Teams often have difficulty determining the source of issues and focusing on who’s responsible for correcting those issues raised in a retrospective.
Teams often focus on items that are not under their control. In an effort to help our teams stay focused we ask the following questions:
- How can we make our team better?
- What are our team’s strengths and weaknesses?
- What specific action items can we work on to make our team better?
- We experimented with the Circles and Soup collaboration technique. This technique clarifies who’s responsible for the items. On a board, draw three circles, like a bulls eye:
1. Team Control – represents items that are specifically under your team’s control.
Examples can include:
- Our team needs 85% code coverage in testing.
- Our team needs to do more pair programming
- Our team needs to switch programming pairs.

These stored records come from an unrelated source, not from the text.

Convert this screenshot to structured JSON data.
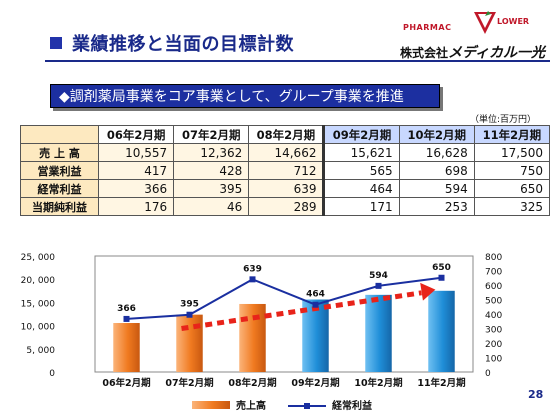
{
  "header": {
    "title": "業績推移と当面の目標計数",
    "logo_pharmac": "PHARMAC",
    "logo_flower": "LOWER",
    "company_prefix": "株式会社",
    "company_name": "メディカル一光"
  },
  "banner": {
    "text": "◆調剤薬局事業をコア事業として、グループ事業を推進"
  },
  "unit_label": "（単位:百万円）",
  "table": {
    "columns": [
      "06年2月期",
      "07年2月期",
      "08年2月期",
      "09年2月期",
      "10年2月期",
      "11年2月期"
    ],
    "rows": [
      {
        "label": "売 上 高",
        "values": [
          "10,557",
          "12,362",
          "14,662",
          "15,621",
          "16,628",
          "17,500"
        ]
      },
      {
        "label": "営業利益",
        "values": [
          "417",
          "428",
          "712",
          "565",
          "698",
          "750"
        ]
      },
      {
        "label": "経常利益",
        "values": [
          "366",
          "395",
          "639",
          "464",
          "594",
          "650"
        ]
      },
      {
        "label": "当期純利益",
        "values": [
          "176",
          "46",
          "289",
          "171",
          "253",
          "325"
        ]
      }
    ]
  },
  "chart_data": {
    "type": "bar",
    "categories": [
      "06年2月期",
      "07年2月期",
      "08年2月期",
      "09年2月期",
      "10年2月期",
      "11年2月期"
    ],
    "series": [
      {
        "name": "売上高",
        "type": "bar",
        "axis": "left",
        "values": [
          10557,
          12362,
          14662,
          15621,
          16628,
          17500
        ],
        "colors": [
          "#f07a20",
          "#f07a20",
          "#f07a20",
          "#1f8ed8",
          "#1f8ed8",
          "#1f8ed8"
        ]
      },
      {
        "name": "経常利益",
        "type": "line",
        "axis": "right",
        "values": [
          366,
          395,
          639,
          464,
          594,
          650
        ],
        "color": "#1a2fa0",
        "labels": [
          "366",
          "395",
          "639",
          "464",
          "594",
          "650"
        ]
      }
    ],
    "left_axis": {
      "min": 0,
      "max": 25000,
      "ticks": [
        "0",
        "5, 000",
        "10, 000",
        "15, 000",
        "20, 000",
        "25, 000"
      ],
      "tick_values": [
        0,
        5000,
        10000,
        15000,
        20000,
        25000
      ]
    },
    "right_axis": {
      "min": 0,
      "max": 800,
      "ticks": [
        "0",
        "100",
        "200",
        "300",
        "400",
        "500",
        "600",
        "700",
        "800"
      ],
      "tick_values": [
        0,
        100,
        200,
        300,
        400,
        500,
        600,
        700,
        800
      ]
    },
    "trend_arrow": {
      "color": "#e8231a",
      "from": {
        "category": "07年2月期",
        "value": 300
      },
      "to": {
        "category": "11年2月期",
        "value": 560
      }
    },
    "grid": false,
    "legend_position": "bottom"
  },
  "page_number": "28",
  "colors": {
    "title": "#1a2a8a",
    "banner": "#1c2fa0",
    "bar_hist": "#f07a20",
    "bar_plan": "#1f8ed8",
    "line": "#1a2fa0",
    "arrow": "#e8231a"
  }
}
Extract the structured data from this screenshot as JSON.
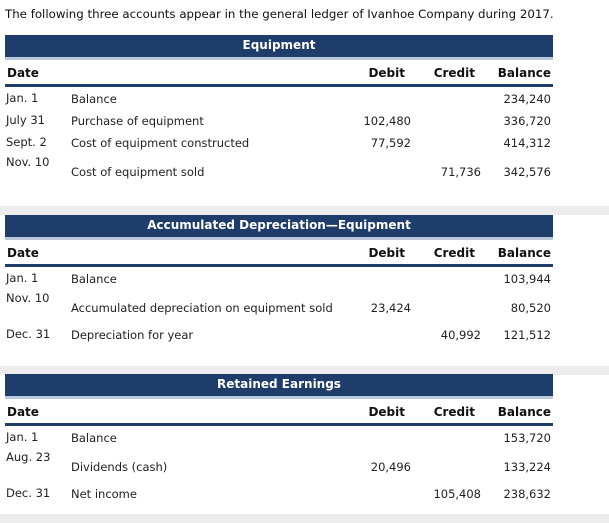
{
  "intro": "The following three accounts appear in the general ledger of Ivanhoe Company during 2017.",
  "headers": {
    "date": "Date",
    "debit": "Debit",
    "credit": "Credit",
    "balance": "Balance"
  },
  "ledgers": [
    {
      "title": "Equipment",
      "rows": [
        {
          "date": "Jan. 1",
          "desc": "Balance",
          "debit": "",
          "credit": "",
          "balance": "234,240"
        },
        {
          "date": "July 31",
          "desc": "Purchase of equipment",
          "debit": "102,480",
          "credit": "",
          "balance": "336,720"
        },
        {
          "date": "Sept. 2",
          "desc": "Cost of equipment constructed",
          "debit": "77,592",
          "credit": "",
          "balance": "414,312"
        },
        {
          "date": "Nov. 10",
          "desc": "Cost of equipment sold",
          "debit": "",
          "credit": "71,736",
          "balance": "342,576"
        }
      ]
    },
    {
      "title": "Accumulated Depreciation—Equipment",
      "rows": [
        {
          "date": "Jan. 1",
          "desc": "Balance",
          "debit": "",
          "credit": "",
          "balance": "103,944"
        },
        {
          "date": "Nov. 10",
          "desc": "Accumulated depreciation on equipment sold",
          "debit": "23,424",
          "credit": "",
          "balance": "80,520"
        },
        {
          "date": "Dec. 31",
          "desc": "Depreciation for year",
          "debit": "",
          "credit": "40,992",
          "balance": "121,512"
        }
      ]
    },
    {
      "title": "Retained Earnings",
      "rows": [
        {
          "date": "Jan. 1",
          "desc": "Balance",
          "debit": "",
          "credit": "",
          "balance": "153,720"
        },
        {
          "date": "Aug. 23",
          "desc": "Dividends (cash)",
          "debit": "20,496",
          "credit": "",
          "balance": "133,224"
        },
        {
          "date": "Dec. 31",
          "desc": "Net income",
          "debit": "",
          "credit": "105,408",
          "balance": "238,632"
        }
      ]
    }
  ]
}
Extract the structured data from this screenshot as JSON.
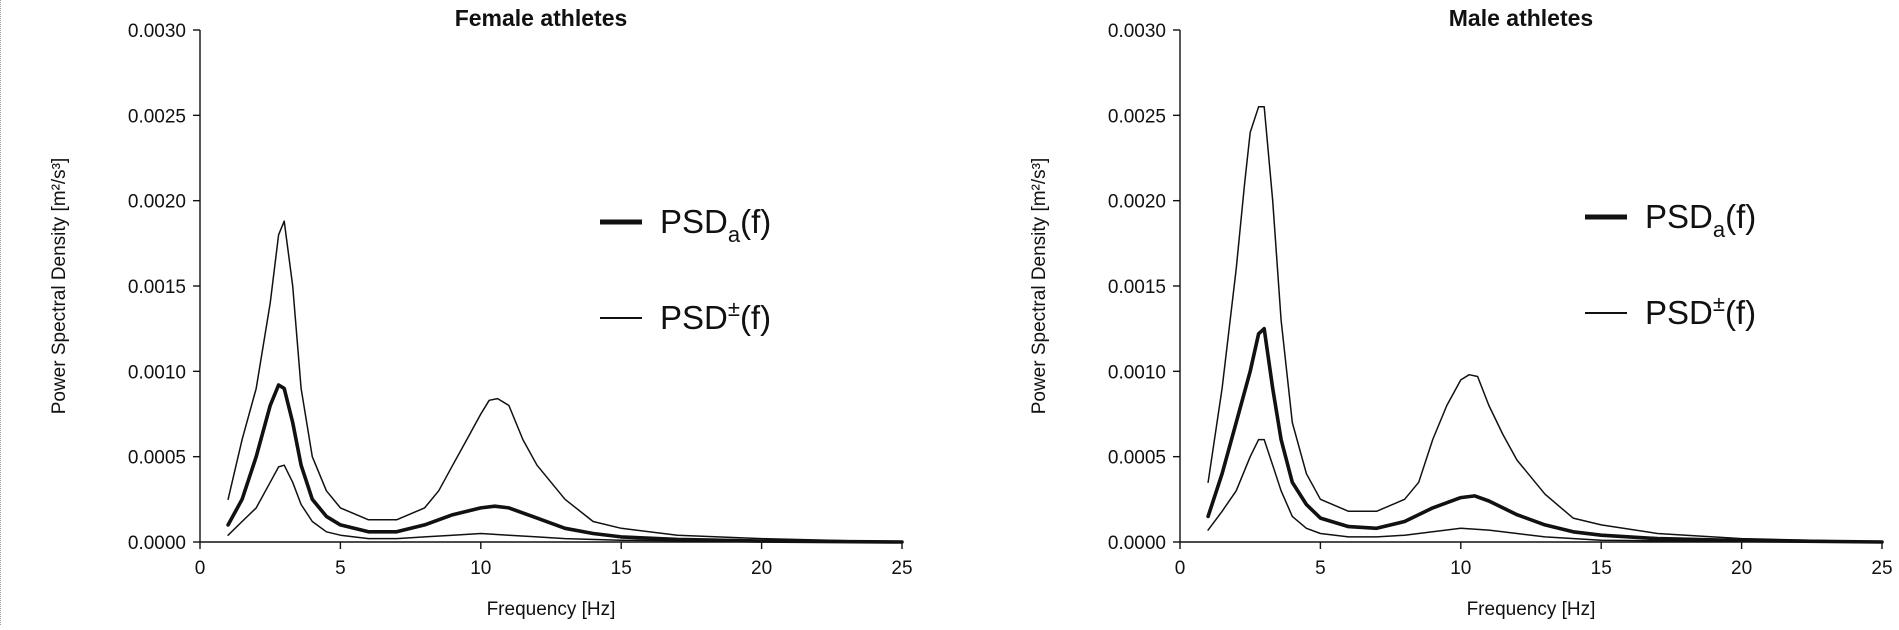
{
  "chart_data": [
    {
      "type": "line",
      "title": "Female athletes",
      "xlabel": "Frequency [Hz]",
      "ylabel": "Power Spectral Density [m²/s³]",
      "xlim": [
        0,
        25
      ],
      "ylim": [
        0,
        0.003
      ],
      "x_ticks": [
        "0",
        "5",
        "10",
        "15",
        "20",
        "25"
      ],
      "y_ticks": [
        "0.0000",
        "0.0005",
        "0.0010",
        "0.0015",
        "0.0020",
        "0.0025",
        "0.0030"
      ],
      "grid": false,
      "legend_position": "right",
      "legend": [
        {
          "key": "PSD",
          "sub": "a",
          "sup": "",
          "tail": "(f)",
          "style": "thick"
        },
        {
          "key": "PSD",
          "sub": "",
          "sup": "±",
          "tail": "(f)",
          "style": "thin"
        }
      ],
      "series": [
        {
          "name": "PSD+(f)",
          "style": "thin",
          "x": [
            1,
            1.5,
            2,
            2.5,
            2.8,
            3,
            3.3,
            3.6,
            4,
            4.5,
            5,
            6,
            7,
            8,
            8.5,
            9,
            9.5,
            10,
            10.3,
            10.6,
            11,
            11.5,
            12,
            13,
            14,
            15,
            17,
            20,
            25
          ],
          "y": [
            0.00025,
            0.0006,
            0.0009,
            0.0014,
            0.0018,
            0.00188,
            0.0015,
            0.0009,
            0.0005,
            0.0003,
            0.0002,
            0.00013,
            0.00013,
            0.0002,
            0.0003,
            0.00045,
            0.0006,
            0.00075,
            0.00083,
            0.00084,
            0.0008,
            0.0006,
            0.00045,
            0.00025,
            0.00012,
            8e-05,
            4e-05,
            2e-05,
            0.0
          ]
        },
        {
          "name": "PSDa(f)",
          "style": "thick",
          "x": [
            1,
            1.5,
            2,
            2.5,
            2.8,
            3,
            3.3,
            3.6,
            4,
            4.5,
            5,
            6,
            7,
            8,
            9,
            10,
            10.5,
            11,
            12,
            13,
            14,
            15,
            17,
            20,
            25
          ],
          "y": [
            0.0001,
            0.00025,
            0.0005,
            0.0008,
            0.00092,
            0.0009,
            0.0007,
            0.00045,
            0.00025,
            0.00015,
            0.0001,
            6e-05,
            6e-05,
            0.0001,
            0.00016,
            0.0002,
            0.00021,
            0.0002,
            0.00014,
            8e-05,
            5e-05,
            3e-05,
            1.5e-05,
            5e-06,
            0.0
          ]
        },
        {
          "name": "PSD-(f)",
          "style": "thin",
          "x": [
            1,
            1.5,
            2,
            2.5,
            2.8,
            3,
            3.3,
            3.6,
            4,
            4.5,
            5,
            6,
            7,
            8,
            9,
            10,
            11,
            12,
            13,
            15,
            20,
            25
          ],
          "y": [
            4e-05,
            0.00012,
            0.0002,
            0.00035,
            0.00044,
            0.00045,
            0.00035,
            0.00022,
            0.00012,
            6e-05,
            4e-05,
            2e-05,
            2e-05,
            3e-05,
            4e-05,
            5e-05,
            4e-05,
            3e-05,
            2e-05,
            1e-05,
            3e-06,
            0.0
          ]
        }
      ]
    },
    {
      "type": "line",
      "title": "Male athletes",
      "xlabel": "Frequency [Hz]",
      "ylabel": "Power Spectral Density [m²/s³]",
      "xlim": [
        0,
        25
      ],
      "ylim": [
        0,
        0.003
      ],
      "x_ticks": [
        "0",
        "5",
        "10",
        "15",
        "20",
        "25"
      ],
      "y_ticks": [
        "0.0000",
        "0.0005",
        "0.0010",
        "0.0015",
        "0.0020",
        "0.0025",
        "0.0030"
      ],
      "grid": false,
      "legend_position": "right",
      "legend": [
        {
          "key": "PSD",
          "sub": "a",
          "sup": "",
          "tail": "(f)",
          "style": "thick"
        },
        {
          "key": "PSD",
          "sub": "",
          "sup": "±",
          "tail": "(f)",
          "style": "thin"
        }
      ],
      "series": [
        {
          "name": "PSD+(f)",
          "style": "thin",
          "x": [
            1,
            1.5,
            2,
            2.3,
            2.5,
            2.8,
            3,
            3.3,
            3.6,
            4,
            4.5,
            5,
            6,
            7,
            8,
            8.5,
            9,
            9.5,
            10,
            10.3,
            10.6,
            11,
            11.5,
            12,
            13,
            14,
            15,
            17,
            20,
            25
          ],
          "y": [
            0.00035,
            0.0009,
            0.0016,
            0.0021,
            0.0024,
            0.00255,
            0.00255,
            0.002,
            0.0013,
            0.0007,
            0.0004,
            0.00025,
            0.00018,
            0.00018,
            0.00025,
            0.00035,
            0.0006,
            0.0008,
            0.00095,
            0.00098,
            0.00097,
            0.0008,
            0.00063,
            0.00048,
            0.00028,
            0.00014,
            0.0001,
            5e-05,
            2e-05,
            0.0
          ]
        },
        {
          "name": "PSDa(f)",
          "style": "thick",
          "x": [
            1,
            1.5,
            2,
            2.5,
            2.8,
            3,
            3.3,
            3.6,
            4,
            4.5,
            5,
            6,
            7,
            8,
            9,
            10,
            10.5,
            11,
            12,
            13,
            14,
            15,
            17,
            20,
            25
          ],
          "y": [
            0.00015,
            0.0004,
            0.0007,
            0.001,
            0.00122,
            0.00125,
            0.0009,
            0.0006,
            0.00035,
            0.00022,
            0.00014,
            9e-05,
            8e-05,
            0.00012,
            0.0002,
            0.00026,
            0.00027,
            0.00024,
            0.00016,
            0.0001,
            6e-05,
            4e-05,
            2e-05,
            8e-06,
            0.0
          ]
        },
        {
          "name": "PSD-(f)",
          "style": "thin",
          "x": [
            1,
            1.5,
            2,
            2.5,
            2.8,
            3,
            3.3,
            3.6,
            4,
            4.5,
            5,
            6,
            7,
            8,
            9,
            10,
            11,
            12,
            13,
            15,
            20,
            25
          ],
          "y": [
            7e-05,
            0.00018,
            0.0003,
            0.0005,
            0.0006,
            0.0006,
            0.00045,
            0.0003,
            0.00015,
            8e-05,
            5e-05,
            3e-05,
            3e-05,
            4e-05,
            6e-05,
            8e-05,
            7e-05,
            5e-05,
            3e-05,
            1e-05,
            3e-06,
            0.0
          ]
        }
      ]
    }
  ]
}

2. Team Influences – represents items that the team can influence but not take total ownership of. These are items that will typically affect other teams that you can influence or make suggestions on but are unable to directly change them.
- Continuous Integration configurations that would affect other teams
- Changing source control software
- A new tool
3. “The Soup” – represents items that are suggestions. These are typically items that you can suggest but have no real influence over.
- Setting an acceptable company bug rate
- Influence with another department
- Direction of the product.
Here’s an example of what the layout looks like:
Our experience was that for the first few iterations, most of the pain points we identified were classified as “Team Controlled”. The team was able to identify and execute action items to improve these team controlled pain points. We repeated the Circles and Soup exercise for each iteration and after 4 weekly iterations, the pain points went from “team controlled” to all the pain points being outside of the team’s control, the only cards that were in team controlled were good points!
I’d says that the team was focused on problems they couldn’t fix, and that frustrated them. Once they began to realize which problems were with the organization instead of the dev shop, and the dev shop instead of their team, they understood which problems they could solve, which they could affect, and which they could (sometimes) influence.
This is a great way to help your team focus on problems they can actually solve.